Airlines of the Chinese mainland and Taiwan concluded on Tuesday cross-Strait charter flights during the 2008 Qingming Festival, or Tomb-sweeping Day, according to the Civil Aviation Administration of China.
Five mainland airline companies, including Air China, and six Taiwan carriers, including China Airlines, undertook 21 round trips from April 2 to 8.
The mainland airports that operated the flights were Beijing, Shanghai, Guangzhou and Xiamen, while Taipei and Kaohsiung acted for Taiwan, the administration said.
Among mainland cities, 14 round flights were completed in Shanghai.
The seat occupancy rate of the 2008 Qingming charter flights exceeded 70 percent, with some flights full, the administration said.
The Qingming Festival on April 4 this year was an occasion to remember the dead.
Mainland Chinese greeted the first "official" Qingming holiday this year as the State Council revised the nation's official holiday schedule late last year to add three traditional festivals -- Qingming, Duanwu and Zhongqiu -- in response to public demand.
The day was a public holiday on both the mainland and Taiwan.
Wang Peiji, a representative of the Taiwan-based EVA Air Shanghai branch, said the carrier was quite satisfied with the number of passengers taking flights from the Chinese business hub.
He attributed the high occupancy rate to Taiwan people who postponed their family reunion because of the snow storm and sleet weather that plagued the south and central mainland during the Chinese Lunar New Year, or Spring Festival, in early February.
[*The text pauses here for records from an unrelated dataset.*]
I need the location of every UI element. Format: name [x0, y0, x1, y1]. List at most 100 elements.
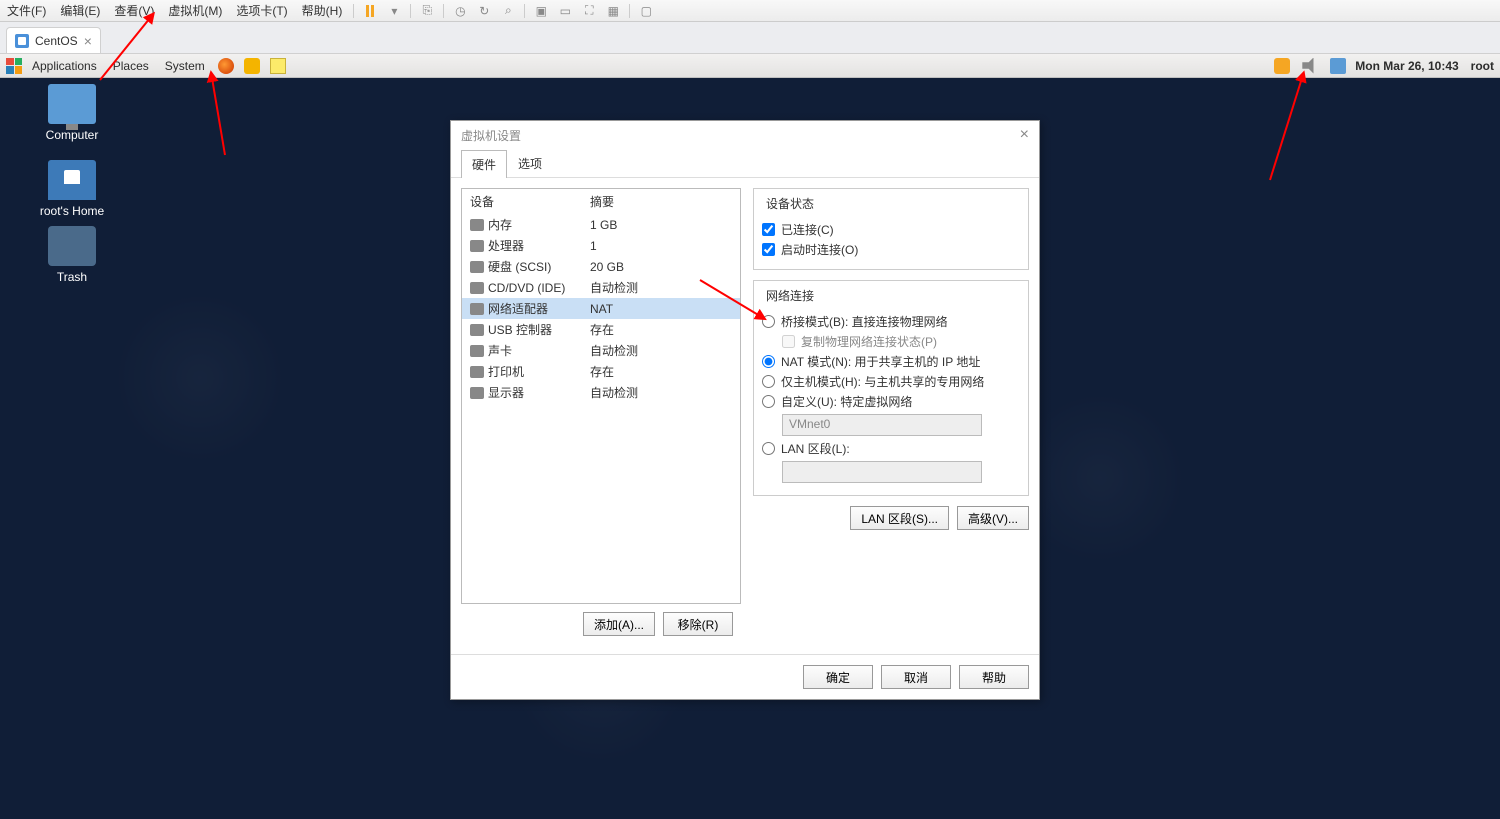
device-summary: 20 GB	[590, 260, 624, 274]
tab-options[interactable]: 选项	[507, 149, 553, 177]
toolbar-refresh-icon[interactable]: ↻	[475, 3, 493, 19]
applications-icon[interactable]	[6, 58, 22, 74]
device-name: 显示器	[488, 384, 524, 401]
panel-applications[interactable]: Applications	[26, 59, 103, 73]
custom-radio[interactable]: 自定义(U): 特定虚拟网络	[762, 393, 1020, 410]
menu-edit[interactable]: 编辑(E)	[53, 2, 107, 19]
gedit-icon[interactable]	[270, 58, 286, 74]
device-list-header: 设备 摘要	[462, 189, 740, 214]
toolbar-view2-icon[interactable]: ▭	[556, 3, 574, 19]
device-name: 内存	[488, 216, 512, 233]
desktop-label: root's Home	[40, 204, 104, 218]
help-button[interactable]: 帮助	[959, 665, 1029, 689]
desktop-icon-computer[interactable]: Computer	[22, 84, 122, 142]
device-row[interactable]: 显示器 自动检测	[462, 382, 740, 403]
device-row[interactable]: 声卡自动检测	[462, 340, 740, 361]
firefox-icon[interactable]	[218, 58, 234, 74]
desktop-label: Trash	[57, 270, 87, 284]
centos-icon	[15, 34, 29, 48]
device-row[interactable]: 内存1 GB	[462, 214, 740, 235]
device-list[interactable]: 设备 摘要 内存1 GB处理器1 硬盘 (SCSI) 20 GB CD/DVD (ID…	[461, 188, 741, 604]
toolbar-snapshot-icon[interactable]: ⎘	[418, 3, 436, 19]
device-summary: NAT	[590, 302, 613, 316]
device-icon	[470, 282, 484, 294]
lan-segments-button[interactable]: LAN 区段(S)...	[850, 506, 949, 530]
device-row[interactable]: USB 控制器 存在	[462, 319, 740, 340]
menu-vm[interactable]: 虚拟机(M)	[161, 2, 229, 19]
desktop-label: Computer	[46, 128, 99, 142]
device-icon	[470, 387, 484, 399]
device-summary: 自动检测	[590, 279, 638, 296]
network-connection-group: 网络连接 桥接模式(B): 直接连接物理网络 复制物理网络连接状态(P) NAT…	[753, 280, 1029, 496]
replicate-checkbox: 复制物理网络连接状态(P)	[782, 333, 1020, 350]
device-name: 处理器	[488, 237, 524, 254]
device-row[interactable]: CD/DVD (IDE) 自动检测	[462, 277, 740, 298]
device-name: CD/DVD (IDE)	[488, 281, 565, 295]
computer-icon	[48, 84, 96, 124]
lansegment-combo	[782, 461, 982, 483]
toolbar-view4-icon[interactable]: ▦	[604, 3, 622, 19]
nat-radio[interactable]: NAT 模式(N): 用于共享主机的 IP 地址	[762, 353, 1020, 370]
remove-device-button[interactable]: 移除(R)	[663, 612, 733, 636]
desktop-icon-trash[interactable]: Trash	[22, 226, 122, 284]
panel-system[interactable]: System	[159, 59, 211, 73]
nautilus-icon[interactable]	[244, 58, 260, 74]
network-icon[interactable]	[1330, 58, 1346, 74]
panel-user[interactable]: root	[1465, 59, 1494, 73]
dialog-titlebar[interactable]: 虚拟机设置 ×	[451, 121, 1039, 149]
connected-checkbox[interactable]: 已连接(C)	[762, 221, 1020, 238]
device-state-group: 设备状态 已连接(C) 启动时连接(O)	[753, 188, 1029, 270]
device-name: 打印机	[488, 363, 524, 380]
toolbar-pause-icon[interactable]	[361, 3, 379, 19]
device-name: 硬盘 (SCSI)	[488, 258, 551, 275]
toolbar-fullscreen-icon[interactable]: ▢	[637, 3, 655, 19]
device-summary: 存在	[590, 363, 614, 380]
menu-tabs[interactable]: 选项卡(T)	[229, 2, 294, 19]
device-row[interactable]: 网络适配器NAT	[462, 298, 740, 319]
desktop-icon-home[interactable]: root's Home	[22, 160, 122, 218]
device-state-legend: 设备状态	[762, 195, 818, 212]
vm-settings-dialog: 虚拟机设置 × 硬件 选项 设备 摘要 内存1 GB处理器1 硬盘 (SCSI) 2…	[450, 120, 1040, 700]
device-icon	[470, 240, 484, 252]
toolbar-view1-icon[interactable]: ▣	[532, 3, 550, 19]
tab-hardware[interactable]: 硬件	[461, 150, 507, 178]
toolbar-view3-icon[interactable]: ⛶	[580, 3, 598, 19]
panel-places[interactable]: Places	[107, 59, 155, 73]
vmware-tab-strip: CentOS ×	[0, 22, 1500, 54]
update-icon[interactable]	[1274, 58, 1290, 74]
lansegment-radio[interactable]: LAN 区段(L):	[762, 440, 1020, 457]
toolbar-dropdown-icon[interactable]: ▾	[385, 3, 403, 19]
col-summary: 摘要	[590, 193, 614, 210]
device-icon	[470, 345, 484, 357]
trash-icon	[48, 226, 96, 266]
toolbar-clock-icon[interactable]: ◷	[451, 3, 469, 19]
device-icon	[470, 366, 484, 378]
menu-view[interactable]: 查看(V)	[107, 2, 161, 19]
network-legend: 网络连接	[762, 287, 818, 304]
device-icon	[470, 324, 484, 336]
bridged-radio[interactable]: 桥接模式(B): 直接连接物理网络	[762, 313, 1020, 330]
device-summary: 存在	[590, 321, 614, 338]
menu-help[interactable]: 帮助(H)	[295, 2, 350, 19]
connect-poweron-checkbox[interactable]: 启动时连接(O)	[762, 241, 1020, 258]
vmware-menubar: 文件(F) 编辑(E) 查看(V) 虚拟机(M) 选项卡(T) 帮助(H) ▾ …	[0, 0, 1500, 22]
hostonly-radio[interactable]: 仅主机模式(H): 与主机共享的专用网络	[762, 373, 1020, 390]
ok-button[interactable]: 确定	[803, 665, 873, 689]
device-row[interactable]: 处理器1	[462, 235, 740, 256]
device-summary: 自动检测	[590, 384, 638, 401]
add-device-button[interactable]: 添加(A)...	[583, 612, 655, 636]
tab-centos[interactable]: CentOS ×	[6, 27, 101, 53]
cancel-button[interactable]: 取消	[881, 665, 951, 689]
tab-close-icon[interactable]: ×	[84, 33, 92, 49]
device-name: 声卡	[488, 342, 512, 359]
device-row[interactable]: 硬盘 (SCSI) 20 GB	[462, 256, 740, 277]
menu-file[interactable]: 文件(F)	[0, 2, 53, 19]
toolbar-zoom-icon[interactable]: ⌕	[499, 3, 517, 19]
device-row[interactable]: 打印机 存在	[462, 361, 740, 382]
volume-icon[interactable]	[1302, 58, 1318, 74]
advanced-button[interactable]: 高级(V)...	[957, 506, 1029, 530]
panel-clock[interactable]: Mon Mar 26, 10:43	[1355, 59, 1458, 73]
device-name: USB 控制器	[488, 321, 552, 338]
dialog-close-icon[interactable]: ×	[1020, 126, 1029, 144]
dialog-title: 虚拟机设置	[461, 127, 521, 144]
A Taiwan businessman surnamed Wang from Kaohsiung said he had taken the Qingming Festival charter flights for two consecutive years.
"Charter flights at festival times are not enough," he said, adding some Taiwan businessmen still had to transfer through Hong Kong due to the limited number of flights.
"The problem is no longer a new one," Wang said. "We aspire that charter flights would soon become regular direct flights."
This was the second time the mainland and Taiwan had operated charters during the Qingming Festival. The flights during the 2007 festival carried nearly 7,000 passengers, figures from the administration showed.
However, all the regular planes from mainland cities to Taiwan were still required to transfer through Hong Kong instead of making direct flights to the island.
The service is also available during important holidays, including the traditional Duanwu festival (Dragon Boat Festival) in early summer, and the Zhongqiu festival (Mid-Autumn Festival) in autumn.